From social distancing to working from home to your kids being with you all day to even seeing empty store shelves of toilet paper and water daily, COVID-19 has changed so much about how we live and interact with each other.
For relationships, this could be very challenging. Will you become closer as a couple or will this virus send you to divorce?
Here are 6 ways to keep hope alive and strive toward a healthy relationship:
One of the main ways to building a healthy relationship in any setting, and I share this in all my counseling sessions, is communication.
Whether it is getting together to discuss quick check-ins, daily ups and downs or just talking about the kids, communicating in one way or another is essential in your relationship.
During this current situation each of you might have different ways or thoughts of getting through all of this, so communication can take on an even greater importance.
2. Personal Time & Space
Another change many are experiencing is the work from home mandate.

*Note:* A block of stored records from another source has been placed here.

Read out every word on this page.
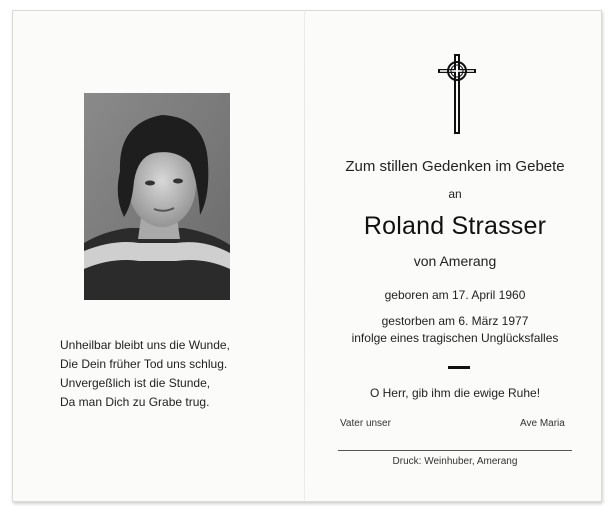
Unheilbar bleibt uns die Wunde,
Die Dein früher Tod uns schlug.
Unvergeßlich ist die Stunde,
Da man Dich zu Grabe trug.
Zum stillen Gedenken im Gebete
an
Roland Strasser
von Amerang
geboren am 17. April 1960
gestorben am 6. März 1977
infolge eines tragischen Unglücksfalles
O Herr, gib ihm die ewige Ruhe!
Vater unser	Ave Maria
Druck: Weinhuber, Amerang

How are you both dealing with this? Particularly if you live in a smaller space, being with each other all day can be a challenge.
One of the changes we also will need to make is a mindset shift. This pertains to the need for personal time and space.
Are you alright with your partner doing things by themselves inside your four walls alone? Could you benefit from this as well? Communicate often and set boundaries for when is your own time.
3. Establish routines
Different routines, changes and challenges. Has the new normal benefitting you in some way?
One idea is to bring some sort of structure to your new world. Maybe have assigned roles for each day: who cooks, who answers the phone, who cleans and other things.
Another idea is to schedule time to sit down and talk about what is happening around you and your family and how it is affecting everyone.
4. Don’t push for sex
Sexual desire during a stressful time like this can be low for some. Stress affects libido. It is very important to not nag or shame your partner into sex. It will leave both of you at a low point.
Of course, for some couples, it is an ideal time for sexual relations. We might even see a lot of babies born nine months from now.
With the two of you staying within the same four walls for hours upon hours, sometimes we might forget the little things.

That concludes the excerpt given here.